Cesar Fonseca em 09/02/2012

Dilma Rousseff pode ter dado uma tacada de gênio para conquistar o eleitor paulista, a fim de eleger o candidato petista, Fernando Haddad, prefeito de São Paulo, a cidade mais rica da América do Sul, graças à privatização/concesão dos aeroportos bandeirantes. Foi um grande negócio econômico financeiro. É disso que paulista gosta. A titular do Planalto foi na alma da paulicéia desvairada, ao mostrar sua competência para ganhar dinheiro. Botou preço na mercadoria que tinha – tinha, não, tem, porque o governo continuará mandando, ainda, em 49% do resultado final – em mãos e deixou os concorrentes se ralarem no leilão. Resultado: sucesso total. Essencialmente, é isso que, para além das discussões ideológicas, interessa. O espírito de negociante da presidenta, experiente nas relações com os homens que sabem tocar o progresso, sinalizará aos eleitores e eleitoras paulistas que a competência empresarial, além da política, chegou ao Palácio do Planalto. As mulheres paulistas, grandes empresárias, devem estar adorando. O ex-presidente Lula, cabo eleitoral de Haddad, certamente, tem muita força, para levar adiante a candidatura do ex-ministro da Educação, mas o charme negocial dilmista tende a bater bem na alma desse povo doido com trabalho, revertendo, quem sabe, a antipatia dele pelos petistas, mais chegados a um blá-blá-blá sindicalista corporativista nacionalista socialista etc. Se a privatização representou, para os tucanos, demonização ; para os petistas, pode significar redenção. Quem diria!

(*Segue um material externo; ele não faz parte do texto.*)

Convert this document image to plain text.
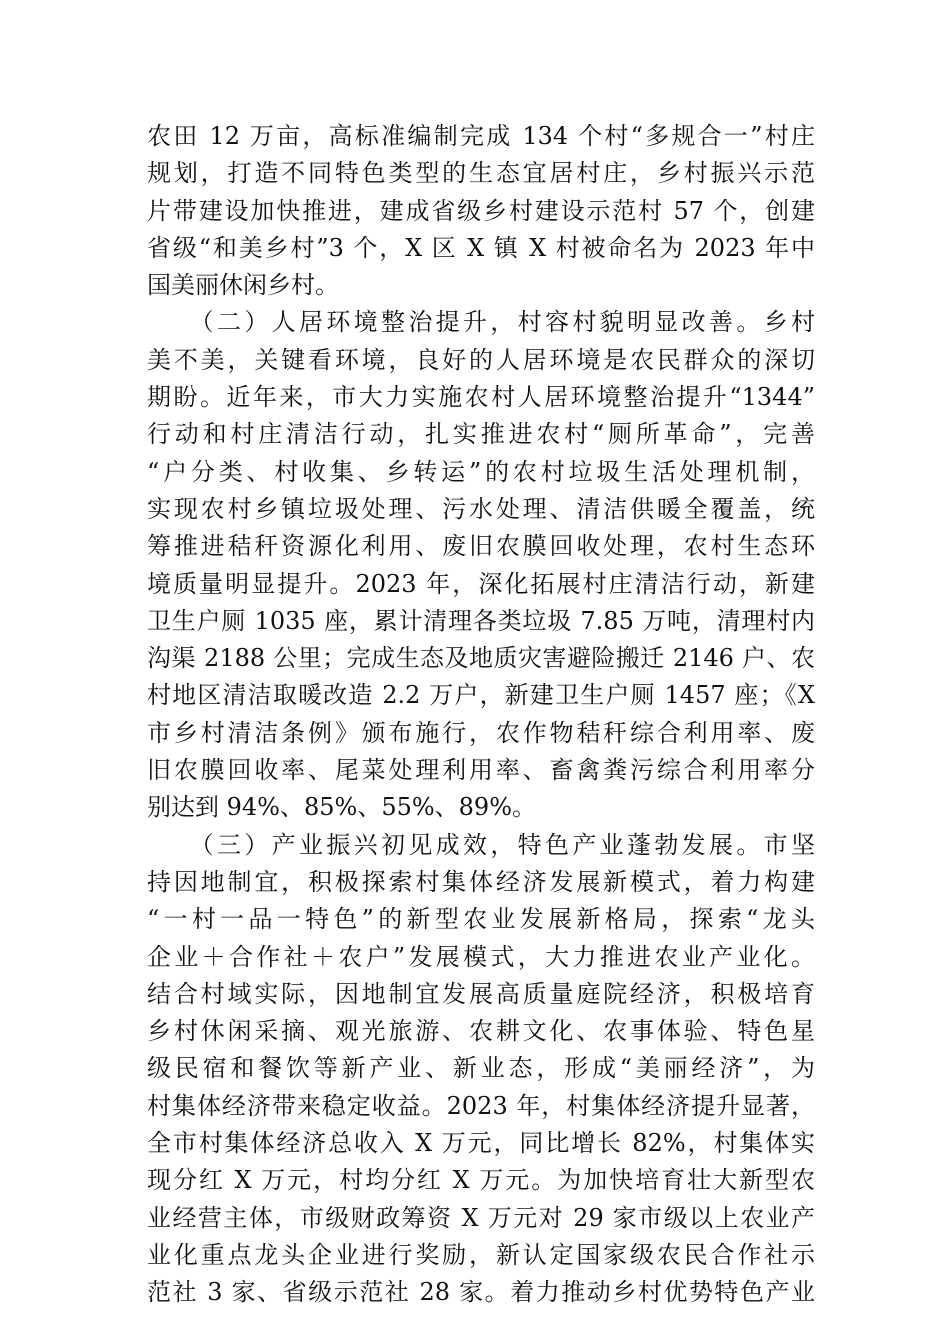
农田 12 万亩，高标准编制完成 134 个村“多规合一”村庄
规划，打造不同特色类型的生态宜居村庄，乡村振兴示范
片带建设加快推进，建成省级乡村建设示范村 57 个，创建
省级“和美乡村”3 个，X 区 X 镇 X 村被命名为 2023 年中
国美丽休闲乡村。
　　（二）人居环境整治提升，村容村貌明显改善。乡村
美不美，关键看环境，良好的人居环境是农民群众的深切
期盼。近年来，市大力实施农村人居环境整治提升“1344”
行动和村庄清洁行动，扎实推进农村“厕所革命”，完善
“户分类、村收集、乡转运”的农村垃圾生活处理机制，
实现农村乡镇垃圾处理、污水处理、清洁供暖全覆盖，统
筹推进秸秆资源化利用、废旧农膜回收处理，农村生态环
境质量明显提升。2023 年，深化拓展村庄清洁行动，新建
卫生户厕 1035 座，累计清理各类垃圾 7.85 万吨，清理村内
沟渠 2188 公里；完成生态及地质灾害避险搬迁 2146 户、农
村地区清洁取暖改造 2.2 万户，新建卫生户厕 1457 座；《X
市乡村清洁条例》颁布施行，农作物秸秆综合利用率、废
旧农膜回收率、尾菜处理利用率、畜禽粪污综合利用率分
别达到 94%、85%、55%、89%。
　　（三）产业振兴初见成效，特色产业蓬勃发展。市坚
持因地制宜，积极探索村集体经济发展新模式，着力构建
“一村一品一特色”的新型农业发展新格局，探索“龙头
企业＋合作社＋农户”发展模式，大力推进农业产业化。
结合村域实际，因地制宜发展高质量庭院经济，积极培育
乡村休闲采摘、观光旅游、农耕文化、农事体验、特色星
级民宿和餐饮等新产业、新业态，形成“美丽经济”，为
村集体经济带来稳定收益。2023 年，村集体经济提升显著，
全市村集体经济总收入 X 万元，同比增长 82%，村集体实
现分红 X 万元，村均分红 X 万元。为加快培育壮大新型农
业经营主体，市级财政筹资 X 万元对 29 家市级以上农业产
业化重点龙头企业进行奖励，新认定国家级农民合作社示
范社 3 家、省级示范社 28 家。着力推动乡村优势特色产业
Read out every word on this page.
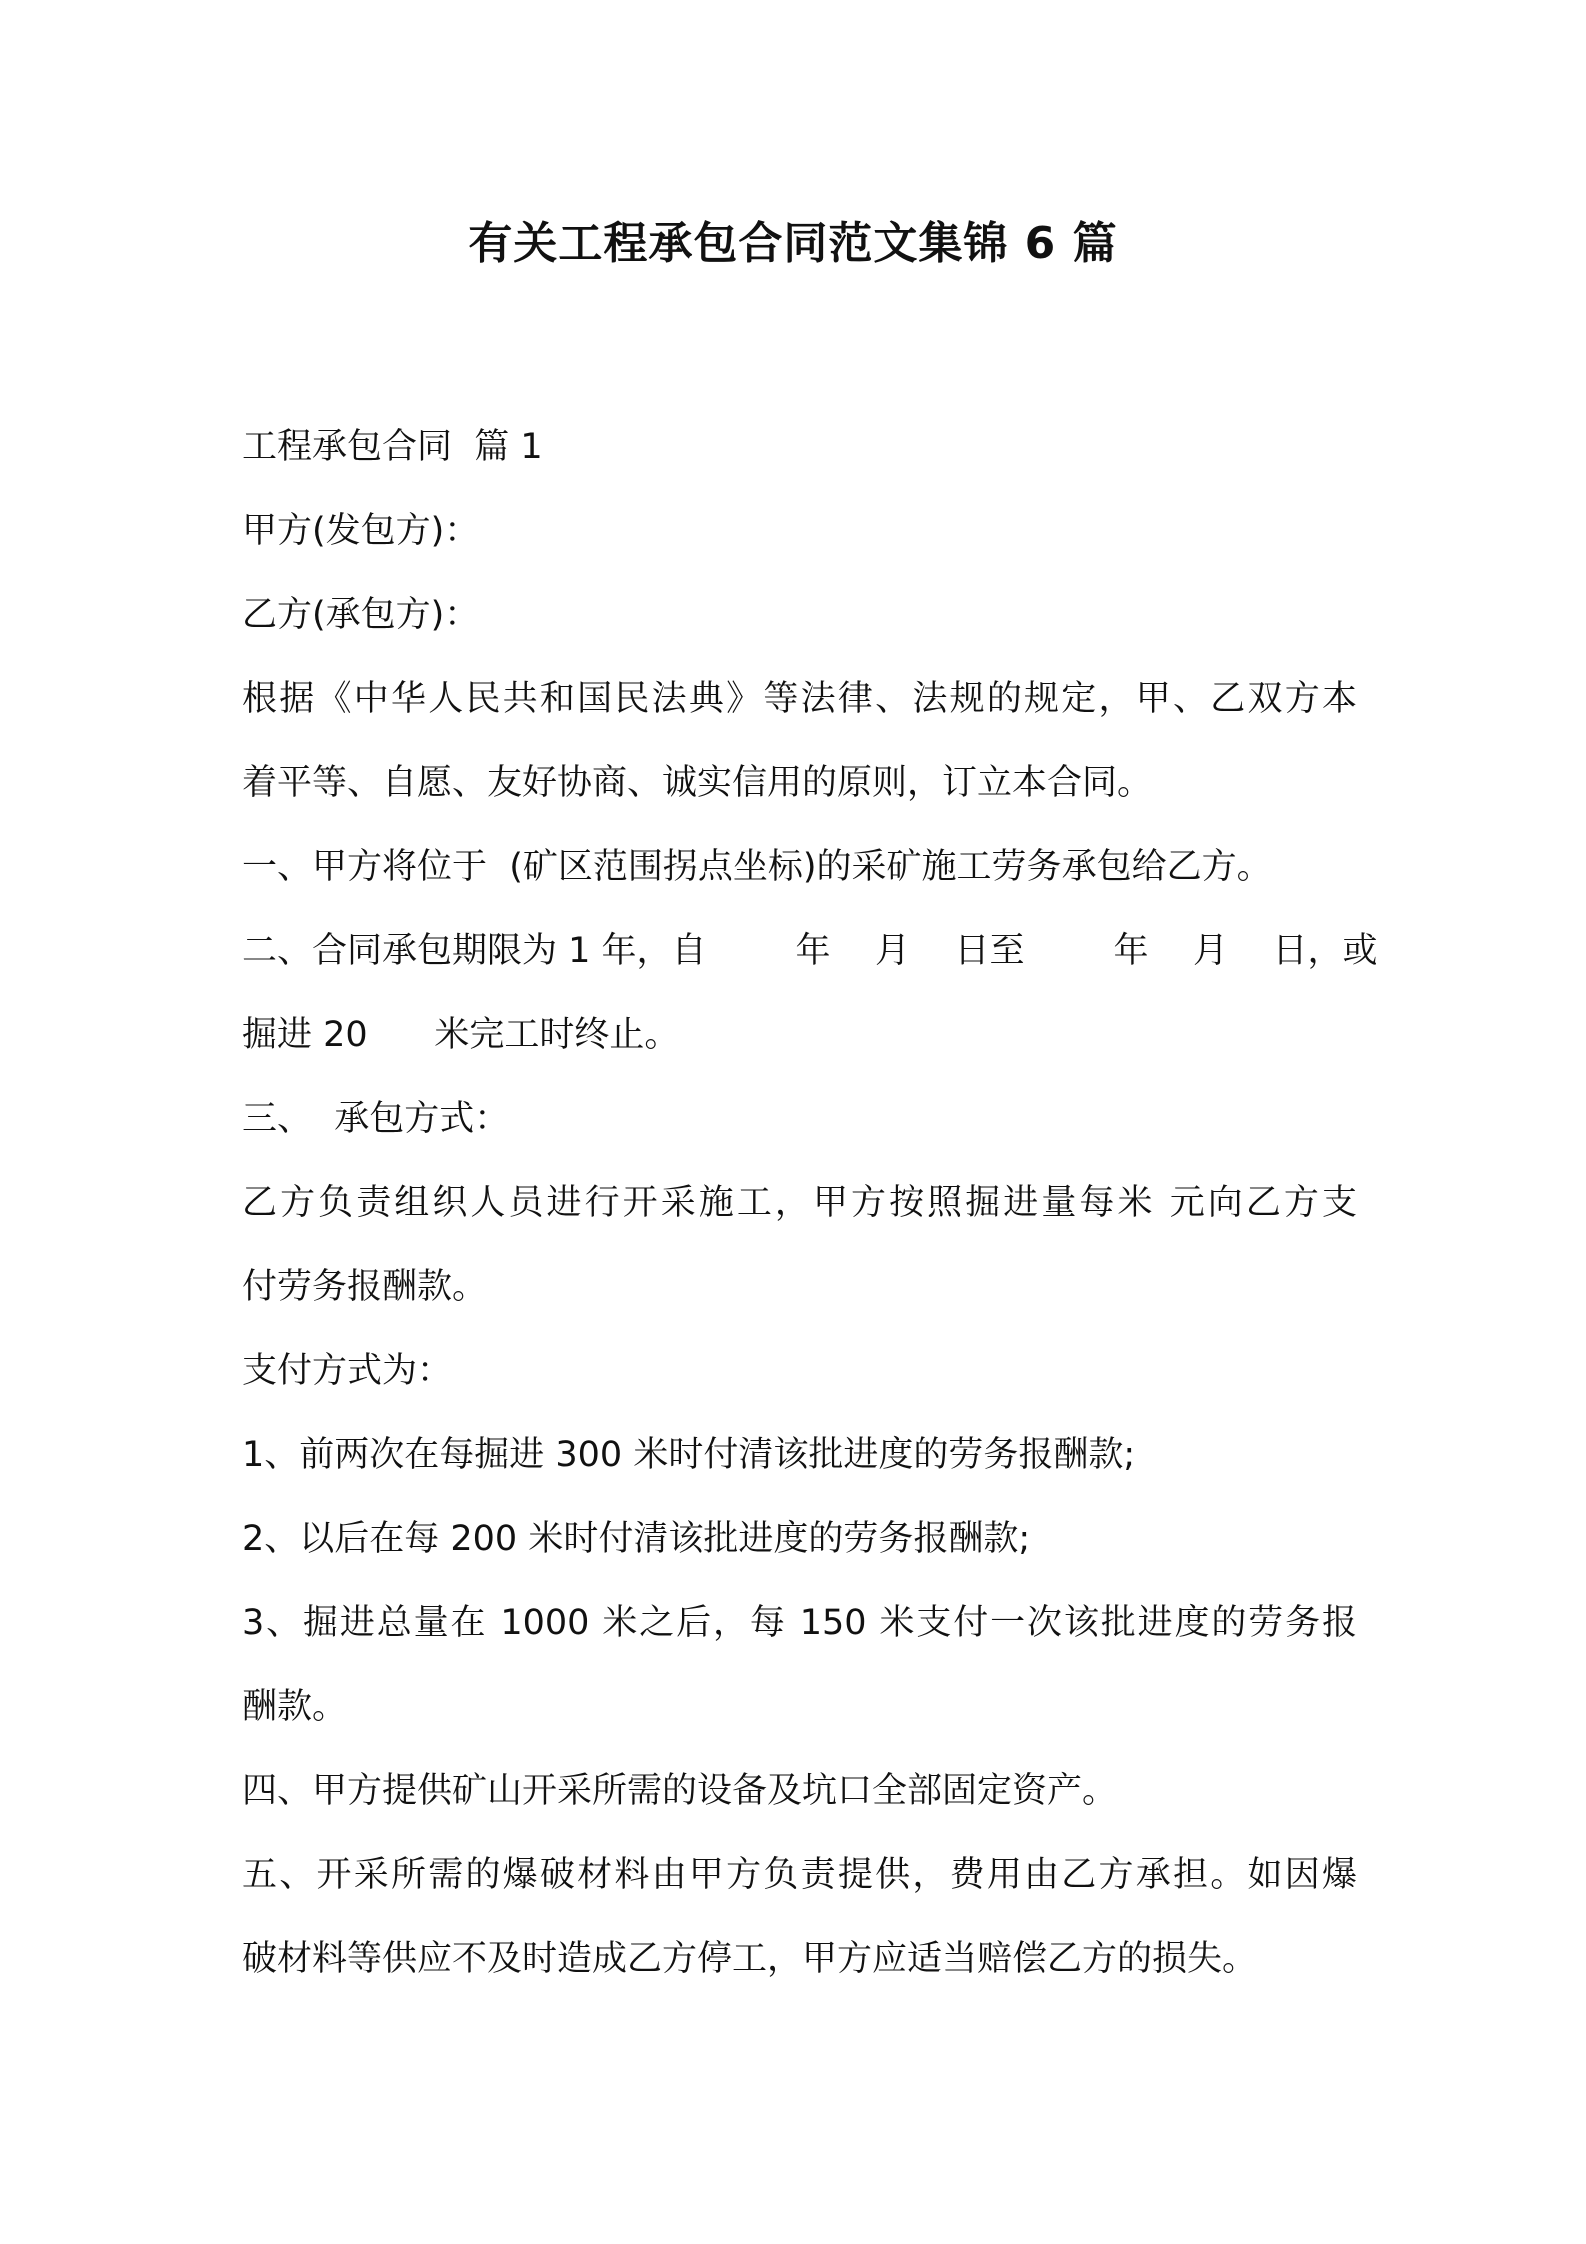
有关工程承包合同范文集锦 6 篇
工程承包合同  篇 1
甲方(发包方)：
乙方(承包方)：
根据《中华人民共和国民法典》等法律、法规的规定，甲、乙双方本
着平等、自愿、友好协商、诚实信用的原则，订立本合同。
一、甲方将位于  (矿区范围拐点坐标)的采矿施工劳务承包给乙方。
二、合同承包期限为 1 年，自        年    月    日至        年    月    日，或
掘进 20      米完工时终止。
三、  承包方式：
乙方负责组织人员进行开采施工，甲方按照掘进量每米 元向乙方支
付劳务报酬款。
支付方式为：
1、前两次在每掘进 300 米时付清该批进度的劳务报酬款;
2、以后在每 200 米时付清该批进度的劳务报酬款;
3、掘进总量在 1000 米之后，每 150 米支付一次该批进度的劳务报
酬款。
四、甲方提供矿山开采所需的设备及坑口全部固定资产。
五、开采所需的爆破材料由甲方负责提供，费用由乙方承担。如因爆
破材料等供应不及时造成乙方停工，甲方应适当赔偿乙方的损失。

Ainda não há comprovação dessa tese, é claro; talvez o Ibope ou o Datafolha, nos próximos dias, mande checar.

Mas, o sentimento  histórico do espírito eleitoral paulista pode ter gostado e se emocionado com o que viu. Por isso, não estará afastada a possibilidade de que ele esteja batendo palmas para a estratégia da privatização dilmista, que envolve concessão com participação do governo no negócio, mandando em praticamente metade das ações.

Estrondoso sucesso a venda dos aeroportos de Viracopos, Cumbica e Brasília; o governo abocanhou um ágio de mais de 370%, algo extraordinário, valorizando seu patrimônio.

Dilma, na prática, mostrou, com sua estratégia, ser boa de negócio.

Paulista, chegado a um excesso de trabalho, de correria, de estímulo ao individualismo etc, adora isso. Ele não tolera petista mais afeito a uma assembléia, a um blá-blá-blá político, companheirada, essas coisas, vista pelo espírito de ação da paulicéia mais como enrolação, fuga ao trabalho etc.

Cheia de gás, com a experiência alcançada na relação com os empresários ao longo de toda a sua vida no governo, Dilma, diferente de Lula, mais preta na branca, exigente, autoritária, ferrabrás, visou, pragmaticamente, resultados. Eis aí.

Visualizemos o seguinte: Dona Maria das Dores está com o seu mercadinho precisando de uma reforma para dar lucro, pois o concorrente, na esquina, tem mais capital do que ela; o que ela faz, diante de um marido burocrata, meio frouxo, que gosta mais de tomar umas do que pegar no batente?

Meteu o pé na bunda dele e se associou com Joaquim, o português que chegou de Portugal com o dinheirinho no bolso, fugindo do juro negativo europeu, afetado pela crise capitalista européia, doido para aplicar em algo que lhe dê rentabilidade.

Gostou da garra de Dona Maria, conversou com ela, acertaram uma parceria. Juntaram os panos e o negócio, agora, tem outra perspectiva.

Foi o que Dilma Rousseff fez: deu um chega prá lá no maridão, ou seja, na tremenda falta de experiência em tocar, lucrativamente, o negócio de aeroportos, por parte da Infraero, de espírito mais compatível com a burocracia, que se especializa em empurrar as coisas com a barriga, chamou uns sócios, botou preço antecipado na mercadoria, excelente para o investidor que queira suar a camisa, diante de um mercado interno em expansão, e mandou ver.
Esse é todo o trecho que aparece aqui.